The modern day overseas investor will not be doing it for the love of the club but to make money. They know success brings cash riches but not every team can be successful and that leaves the concern that a number of clubs could be left in financial ruin when these investors walk away. There is a real question about who will be left to pick up the pieces.

At present Manchester United, Chelsea, Portsmouth, Aston Villa and Fulham are in foreign ownership but that trend seems likely to spread quickly with West Ham on the brink of making it a third of England's top flight clubs.

Reading may follow as John Majedski has spoken of his wish to hand over the reins after leading the club into the top flight with astute planning and sound financial management. With a recently-built stadium which is ready for expansion, a sizeable catchment area and Premiership football inquisitive eyes will be cast over the Berkshire club.

Liverpool, Everton, Man City and Newcastle are also thought to be attracting interest.

Arsenal boss Arsene Wenger shares concerns over the future of the game in this country. He commented: 'This trend [for foreign ownership] does worry me. Generally you want the clubs to be in control of their own destiny. If you suddenly have 20 foreign investors who buy 20 English clubs you are in danger.

'The manager is foreign, the players are foreign, and you need to draw a line. England doesn't control it any more. I feel the soul of football in this country is first granted by the owners of the clubs. Here, for example, at Arsenal I feel I am really at an English club.

'Traditionally the people who owned the clubs were first and foremost supporters. If that ceases to be the case then the clubs lose something.'

It's not a xenophobic notion that English people should be in control of English clubs, it's more a concern of what lies ahead in the long term and a loss of identity and the long-standing heritage.

In the past clubs have truly been part of the community, run and staffed by local people for the fans in that area.

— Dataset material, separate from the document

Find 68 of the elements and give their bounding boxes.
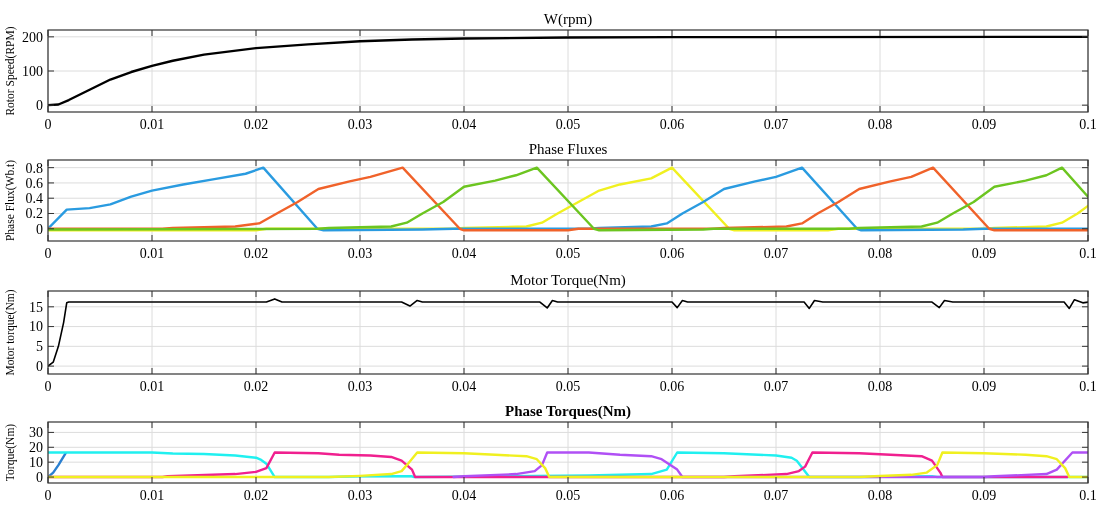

But long gone is the day when a football club would take the vast majority of its players from its own town. Now a team is lucky to have a couple of players they can truly call homegrown.

Is the new management of these teams going have any real consideration for what the fans in the community want, what the club stands for or how it conducts itself in the public eye?

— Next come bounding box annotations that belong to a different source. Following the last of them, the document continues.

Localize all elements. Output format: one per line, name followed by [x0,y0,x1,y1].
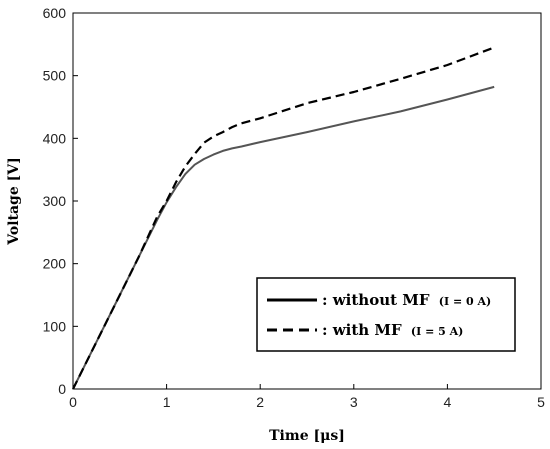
legend-label-with-mf: : with MF (I = 5 A) [322,321,463,339]
legend-note-without-mf: (I = 0 A) [439,295,491,308]
y-tick-label: 200 [43,256,67,272]
series-line-with-mf [72,46,495,390]
legend-name-without-mf: : without MF [322,291,430,309]
y-tick-label: 400 [43,130,67,146]
x-tick-label: 4 [444,394,452,410]
series-line-without-mf [72,85,495,390]
x-tick-label: 3 [350,394,358,410]
y-axis-title: Voltage [V] [6,157,22,245]
legend-label-without-mf: : without MF (I = 0 A) [322,291,491,309]
legend-note-with-mf: (I = 5 A) [411,325,463,338]
x-tick-label: 1 [163,394,171,410]
y-tick-label: 500 [43,68,67,84]
y-tick-label: 300 [43,193,67,209]
legend-name-with-mf: : with MF [322,321,402,339]
series-layer [72,46,495,390]
x-axis-title: Time [μs] [269,428,345,444]
y-tick-label: 600 [43,5,67,21]
x-tick-label: 0 [69,394,77,410]
x-tick-label: 2 [256,394,264,410]
legend: : without MF (I = 0 A) : with MF (I = 5 … [256,277,516,352]
y-tick-label: 0 [58,381,66,397]
legend-box [256,277,516,352]
x-tick-label: 5 [537,394,545,410]
y-tick-label: 100 [43,318,67,334]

The greater consideration is to make the club more competitive, and the way they do that is not just through their own money but, for the most part, by raising ticket prices and becoming an aggressive commercial entity.

If it brings results and improved performances is that such a bad thing? We won't know until ten years down the line when the unknown faces have gone and the fans are again left to pick up the pieces.